Filmed in black and white, the Zambian ground becomes lunar sand as Martha visualises her success, imagining herself clad in a heavy white spacesuit, standing triumphantly on the Moon’s surface. The sky above the peaks of the lunar mountains is black and studded with thousands of stars, but she wakes to the sound of her name being called, still on Earth. 

The film’s climax: Martha approaches Bantu 7, dramatically lit, it looks impossibly small and fragile. She awaits the ignition of the engines by a burning stake thrown at the spacecraft. Here the film becomes a montage of footage from US launches spliced with the Afronauts craning their necks to the sky, watching the dazzling firework tear away. Suddenly it explodes, raining sparks over the desert but Martha is nowhere to be seen in the wreckage. Instead we see her standing again on the dusty grey lunar sand, but this time the sky is a bright, opaque grey.

However we might interpret this ending, Afronauts creates a visual reality for African space travel. The uniformity and anonymity of the black and white desert creates a transitory, unfixed space in which the lines between fiction and reality are blurred. Paired with the unearthly, disorienting score, the film creates a feeling of hovering unreality, a space in which anything could happen; where anything can happen. 

Afronauts is not, however, a straightforward work of fiction; it is honest and critical, depicting a reality which does not shy away from the impossibilities of Nkoloso’s 1964 vision, it documents real events with real risk to the people involved. The film also addresses modern-day Zambia: Bodomo’s casting of a woman with albinism for the starring role was a critique of prejudices rife in Zambia against people with albinism who are, in Bodomo’s own words: ‘experiencing a lack of safety around belonging, a person who’s having to prove their worthiness to the group, a person who was still othered.’ 

The power of Kia Henda’s Icarus 13: The First Journey to the Sun, Nkoloso’s space program, and Bodomo’s work of speculative fiction lies in their reality-building –  the realities they carve out for themselves.
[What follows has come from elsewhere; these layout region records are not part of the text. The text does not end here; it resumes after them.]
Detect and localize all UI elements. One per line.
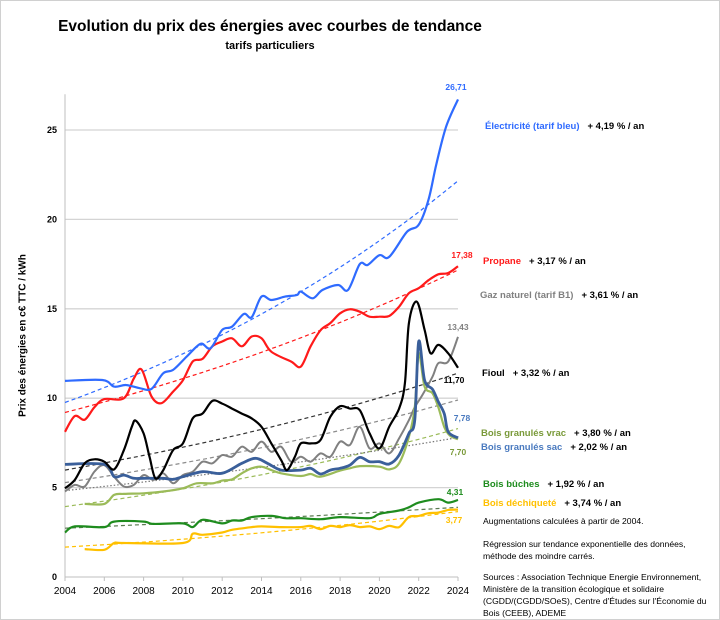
chart-subtitle: tarifs particuliers (225, 40, 315, 52)
legend-label: Bois déchiqueté (483, 498, 557, 509)
x-tick-label: 2008 (132, 586, 155, 597)
x-tick-label: 2014 (250, 586, 273, 597)
legend-rate: + 3,74 % / an (564, 498, 622, 509)
legend-item-buches: Bois bûches + 1,92 % / an (483, 479, 604, 490)
legend-item-electricite: Électricité (tarif bleu) + 4,19 % / an (485, 121, 644, 132)
y-tick-label: 5 (52, 483, 57, 493)
trend-line-6 (64, 506, 459, 529)
legend-item-granules-vrac: Bois granulés vrac + 3,80 % / an (481, 428, 631, 439)
end-value-label: 17,38 (451, 250, 473, 260)
x-tick-label: 2016 (290, 586, 313, 597)
legend-rate: + 2,02 % / an (570, 442, 628, 453)
legend-rate: + 3,61 % / an (581, 290, 639, 301)
legend-label: Gaz naturel (tarif B1) (480, 290, 574, 301)
legend-label: Fioul (482, 368, 505, 379)
series-line-1 (64, 265, 459, 433)
end-value-label: 7,78 (454, 413, 471, 423)
trend-line-1 (64, 269, 459, 414)
legend-item-fioul: Fioul + 3,32 % / an (482, 368, 569, 379)
end-value-label: 13,43 (447, 322, 469, 332)
y-tick-label: 25 (47, 125, 57, 135)
end-value-label: 26,71 (445, 82, 467, 92)
legend-label: Bois granulés vrac (481, 428, 567, 439)
y-tick-label: 0 (52, 572, 57, 582)
end-value-label: 7,70 (450, 447, 467, 457)
x-tick-label: 2024 (447, 586, 470, 597)
trend-line-2 (64, 399, 459, 484)
y-tick-label: 10 (47, 393, 57, 403)
note-base-year: Augmentations calculées à partir de 2004… (483, 516, 644, 526)
y-tick-label: 20 (47, 214, 57, 224)
end-value-label: 4,31 (447, 487, 464, 497)
legend-item-propane: Propane + 3,17 % / an (483, 256, 586, 267)
end-value-label: 11,70 (444, 375, 465, 385)
legend-rate: + 3,32 % / an (512, 368, 570, 379)
legend-rate: + 4,19 % / an (587, 121, 645, 132)
series-line-7 (84, 508, 459, 552)
legend-label: Électricité (tarif bleu) (485, 121, 580, 132)
series-line-0 (64, 98, 460, 392)
x-tick-label: 2012 (211, 586, 234, 597)
x-tick-label: 2022 (408, 586, 431, 597)
trend-line-0 (64, 180, 459, 404)
series-line-6 (64, 498, 459, 534)
legend-rate: + 1,92 % / an (547, 479, 605, 490)
end-value-label: 3,77 (446, 515, 463, 525)
legend-item-granules-sac: Bois granulés sac + 2,02 % / an (481, 442, 627, 453)
x-tick-label: 2004 (54, 586, 77, 597)
x-tick-label: 2020 (368, 586, 391, 597)
chart-title: Evolution du prix des énergies avec cour… (58, 18, 482, 35)
y-tick-label: 15 (47, 304, 57, 314)
x-tick-label: 2010 (172, 586, 195, 597)
legend-item-dechiquete: Bois déchiqueté + 3,74 % / an (483, 498, 621, 509)
trend-line-3 (64, 372, 459, 471)
legend-rate: + 3,17 % / an (529, 256, 586, 267)
note-method: Régression sur tendance exponentielle de… (483, 539, 686, 561)
x-tick-label: 2018 (329, 586, 352, 597)
legend-label: Bois granulés sac (481, 442, 563, 453)
note-sources: Sources : Association Technique Energie … (483, 572, 707, 618)
legend-rate: + 3,80 % / an (574, 428, 631, 439)
chart-title-block: Evolution du prix des énergies avec cour… (0, 18, 540, 52)
legend-label: Bois bûches (483, 479, 540, 490)
x-tick-label: 2006 (93, 586, 116, 597)
trend-line-5 (64, 436, 459, 492)
series-line-3 (64, 300, 459, 490)
legend-item-gaz: Gaz naturel (tarif B1) + 3,61 % / an (480, 290, 638, 301)
legend-label: Propane (483, 256, 522, 267)
series-line-2 (64, 336, 459, 493)
trend-line-4 (64, 428, 459, 508)
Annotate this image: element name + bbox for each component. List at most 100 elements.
In presenting architectural works as evidence of Icarus 13’s voyage, Kia Henda retrospectively documents a pivotal moment in human history, pioneered by Angolan scientific excellence. He creates a reality which empowers an historically disempowered, colonised country and re-centres it at the apex of human space travel. Nkoloso moved through the physicality of training his Afronauts and founding the Zambian National Academy of Science, to claim Zambia’s place in the space race among the technological giants of the world. And finally, Bodomo’s 2014 film presents us with a transient, elusive depiction of Nkoloso’s space program which defies both reality and fiction. 

These acts of defiance write African history into the history of space travel, override economic and technological limitations, create an Other African history which decentres whiteness and empowers the Black body; they imprint the footprints of an Afronaut on the Moon.